Taking a cue from the Shakespeare in Performance series (Manchester University Press), the thinking behind the web-based histories is to see the ultimate question in the context of performance history as ‘how a play achieves meaning for a particular audience’ (Mulryne, Bulman & Shewring, p.1) Performance history may be of interest for any number of reasons – literary, dramaturgical, cultural, philosophical or even plain historical. Whatever the specific angle of attack the real issue is to try and understand what it was about the specific ‘convergence of material [and other] conditions [that helped] to shape a performance’. The message in any given production starts with the perspective of the director and production team (or, in an earlier era, the actor-manager and contributors); but it also relies on specifics such as the composition and chemistry of the acting company, the skills and experience of the individual actors, and the several determinants of stage setting and design. All of these will be affected in different ways by the ‘historical, political and social’ contexts that will also condition audience and critical reaction.

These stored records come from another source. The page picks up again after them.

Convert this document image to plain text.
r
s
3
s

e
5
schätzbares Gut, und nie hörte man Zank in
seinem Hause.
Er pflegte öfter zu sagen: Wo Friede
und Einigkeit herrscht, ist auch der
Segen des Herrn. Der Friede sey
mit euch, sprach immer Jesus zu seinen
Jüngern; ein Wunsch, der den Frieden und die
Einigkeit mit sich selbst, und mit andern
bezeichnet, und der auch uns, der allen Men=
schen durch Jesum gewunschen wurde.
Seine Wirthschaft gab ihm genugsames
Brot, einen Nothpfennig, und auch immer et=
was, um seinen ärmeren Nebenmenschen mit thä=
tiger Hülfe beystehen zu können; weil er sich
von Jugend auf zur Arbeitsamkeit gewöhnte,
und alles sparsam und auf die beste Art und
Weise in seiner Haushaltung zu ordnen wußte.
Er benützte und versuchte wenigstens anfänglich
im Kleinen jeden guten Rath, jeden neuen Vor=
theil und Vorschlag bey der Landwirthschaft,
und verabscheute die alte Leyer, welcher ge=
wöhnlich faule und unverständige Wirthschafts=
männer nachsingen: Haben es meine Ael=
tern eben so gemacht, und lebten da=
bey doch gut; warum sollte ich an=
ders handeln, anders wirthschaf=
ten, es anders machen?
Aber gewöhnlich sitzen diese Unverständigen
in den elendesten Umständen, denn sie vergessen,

The material presented about each of the plays in historical performance on this website is arranged under the following headings: Meaning and Context in Summary and Performance Chronology in Brief; Impact; Acting Performance and Casting; Director’s Cut; Design and Set; and Who Did What, When and Where, further explained under 'Structure' at the link to the left. Under each of these headings, information about selected productions is summarized and briefly discussed. The aim is to present enough information to deliver an understanding of what gave any given production of the relevant play its particular message, with enough structure to allow particular strands of performance history (such as context, casting, or set) to be tracked through time.